= American Youth Symphony =

Youth orchestra based in Los Angeles, California

The American Youth Symphony (AYS) was an orchestra based in Los Angeles, California, United States, It was founded in 1964.

==History==
AYS was founded in 1964 by conductor Mehli Mehta (father of Zubin Mehta and Zarin Mehta), then Director of the Orchestra Department at UCLA. Mehta led AYS for 33 seasons, retiring at age 90. In 2016, Carlos Izcaray was announced as the third and last music director in the orchestra's history until the orchestra's disbandment. In March 2024, AYS announced it had played its final performance on February 25 and would cease operations on March 15. This was due to financial concerns and the lingering effects of the COVID pandemic.

==Training==

During the 2013/14 season, AYS was composed of 108 musicians from 26 schools. Training with AYS is tuition-free, and acceptance is competitive. Each season, 250-300 applicants audition to fill an average of 30 open positions.

==Programs==
AYS performs five to seven concerts each season, and the majority of concerts are presented free to the public at UCLA's Royce Hall. Performances have been described by the Los Angeles Times as possessing "polish and depth". The repertoire includes classical masterworks, along with contemporary compositions and film music.

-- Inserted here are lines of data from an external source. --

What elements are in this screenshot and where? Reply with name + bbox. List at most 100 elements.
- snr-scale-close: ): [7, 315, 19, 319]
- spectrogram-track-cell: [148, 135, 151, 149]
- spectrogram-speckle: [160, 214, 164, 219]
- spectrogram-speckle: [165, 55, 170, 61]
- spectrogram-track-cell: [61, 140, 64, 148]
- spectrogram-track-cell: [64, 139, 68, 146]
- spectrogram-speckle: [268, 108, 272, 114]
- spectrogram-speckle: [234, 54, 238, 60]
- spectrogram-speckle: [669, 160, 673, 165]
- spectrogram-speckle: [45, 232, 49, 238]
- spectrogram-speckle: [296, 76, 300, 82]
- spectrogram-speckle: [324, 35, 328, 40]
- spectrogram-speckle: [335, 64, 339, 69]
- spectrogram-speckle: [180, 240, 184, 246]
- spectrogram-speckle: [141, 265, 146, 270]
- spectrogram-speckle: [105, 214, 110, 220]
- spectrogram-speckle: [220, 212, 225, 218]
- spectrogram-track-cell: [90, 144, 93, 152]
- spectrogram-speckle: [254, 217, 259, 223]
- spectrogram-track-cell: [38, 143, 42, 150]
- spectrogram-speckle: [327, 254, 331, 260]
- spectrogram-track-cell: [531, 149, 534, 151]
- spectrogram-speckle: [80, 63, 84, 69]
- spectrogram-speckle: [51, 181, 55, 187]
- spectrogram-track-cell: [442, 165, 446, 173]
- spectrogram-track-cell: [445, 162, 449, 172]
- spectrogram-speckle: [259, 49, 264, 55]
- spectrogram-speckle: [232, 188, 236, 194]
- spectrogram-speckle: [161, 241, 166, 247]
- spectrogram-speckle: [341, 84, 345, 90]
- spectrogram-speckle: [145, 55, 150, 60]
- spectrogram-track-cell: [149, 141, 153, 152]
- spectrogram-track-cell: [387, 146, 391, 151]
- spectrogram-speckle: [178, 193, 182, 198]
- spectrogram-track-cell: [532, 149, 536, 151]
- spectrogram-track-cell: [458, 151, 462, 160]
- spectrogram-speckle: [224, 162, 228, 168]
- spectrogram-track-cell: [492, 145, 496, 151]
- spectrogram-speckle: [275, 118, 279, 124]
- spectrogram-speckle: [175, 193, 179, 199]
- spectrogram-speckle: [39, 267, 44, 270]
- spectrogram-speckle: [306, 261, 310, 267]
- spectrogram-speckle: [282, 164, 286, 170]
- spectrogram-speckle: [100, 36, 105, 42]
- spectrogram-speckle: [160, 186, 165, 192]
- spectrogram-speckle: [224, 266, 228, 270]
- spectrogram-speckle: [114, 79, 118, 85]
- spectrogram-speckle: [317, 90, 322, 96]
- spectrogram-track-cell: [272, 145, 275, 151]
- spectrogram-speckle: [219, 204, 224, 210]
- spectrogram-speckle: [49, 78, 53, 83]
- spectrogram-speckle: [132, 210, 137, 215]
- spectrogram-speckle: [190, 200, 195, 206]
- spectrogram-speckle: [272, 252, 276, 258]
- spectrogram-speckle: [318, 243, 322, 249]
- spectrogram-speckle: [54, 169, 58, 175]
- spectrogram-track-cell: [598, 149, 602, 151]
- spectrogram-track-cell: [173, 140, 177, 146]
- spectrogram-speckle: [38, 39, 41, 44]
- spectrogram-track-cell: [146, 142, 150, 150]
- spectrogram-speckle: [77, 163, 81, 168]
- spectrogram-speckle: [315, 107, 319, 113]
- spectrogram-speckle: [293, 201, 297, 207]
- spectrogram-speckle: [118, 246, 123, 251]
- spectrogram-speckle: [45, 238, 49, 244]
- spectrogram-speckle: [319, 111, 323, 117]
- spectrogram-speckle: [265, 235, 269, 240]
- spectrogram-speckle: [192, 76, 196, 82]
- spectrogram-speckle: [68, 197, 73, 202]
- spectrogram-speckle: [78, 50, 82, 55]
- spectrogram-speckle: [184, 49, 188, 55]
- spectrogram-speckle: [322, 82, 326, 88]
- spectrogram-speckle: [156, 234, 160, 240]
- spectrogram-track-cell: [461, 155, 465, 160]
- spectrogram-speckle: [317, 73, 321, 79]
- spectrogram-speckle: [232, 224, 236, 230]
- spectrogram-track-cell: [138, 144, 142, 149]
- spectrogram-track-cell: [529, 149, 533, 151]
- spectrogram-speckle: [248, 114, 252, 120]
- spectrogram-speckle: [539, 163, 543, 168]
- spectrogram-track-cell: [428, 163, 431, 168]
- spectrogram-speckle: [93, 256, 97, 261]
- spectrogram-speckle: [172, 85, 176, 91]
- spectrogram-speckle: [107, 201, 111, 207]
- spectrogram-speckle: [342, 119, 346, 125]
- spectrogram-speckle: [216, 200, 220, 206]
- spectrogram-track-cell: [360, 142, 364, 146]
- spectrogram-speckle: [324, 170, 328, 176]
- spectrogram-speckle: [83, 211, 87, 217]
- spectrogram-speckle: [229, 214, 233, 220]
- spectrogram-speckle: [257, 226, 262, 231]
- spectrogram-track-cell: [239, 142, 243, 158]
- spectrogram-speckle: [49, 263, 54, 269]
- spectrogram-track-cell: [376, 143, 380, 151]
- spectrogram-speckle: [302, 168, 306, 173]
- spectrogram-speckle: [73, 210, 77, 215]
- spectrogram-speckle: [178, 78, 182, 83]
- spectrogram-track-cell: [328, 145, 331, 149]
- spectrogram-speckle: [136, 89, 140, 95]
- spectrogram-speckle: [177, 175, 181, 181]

Past guest artists have included Sarah Chang, Daníel Bjarnason, Anna Clyne, Johannes Moser, Lera Auerbach, Valentina Lisitsa, David Newman, Alan Silvestri, Charles Fox, Danny Elfman and John Williams.

===The Hollywood Projects===
In May 2012, AYS launched the multi-year "Elfman Project" featuring the scores of composer Danny Elfman, and conducted by Oscar-nominated film composer David Newman.

This project follows a similar three-year exploration of the work of film composer Jerry Goldsmith, and serves the dual purpose of training young musicians in the art of playing for film, and restoring and preserving film scores.

The Elfman Project has received attention and praise from the film music community, with Justin Craig of Film Score Monthly writing:

"The American Youth Symphony stands high, mastering the challenge of performing film music with all its unconventional meters and rhythms. Don’t be deceived by the label of “youth” orchestra; the AYS is the real deal."

This project has been supported by the Los Angeles County Arts Commission, the James Irvine Foundation, and BMI.

==Notable alumni==
AYS alumni "populate major American orchestras of all stripes and make up significant percentages of most of the major performing ensemble here in Los Angeles." As of 2014, thirteen AYS alumni perform with the LA Opera, seven with the Los Angeles Chamber Orchestra, and fourteen with the Los Angeles Philharmonic.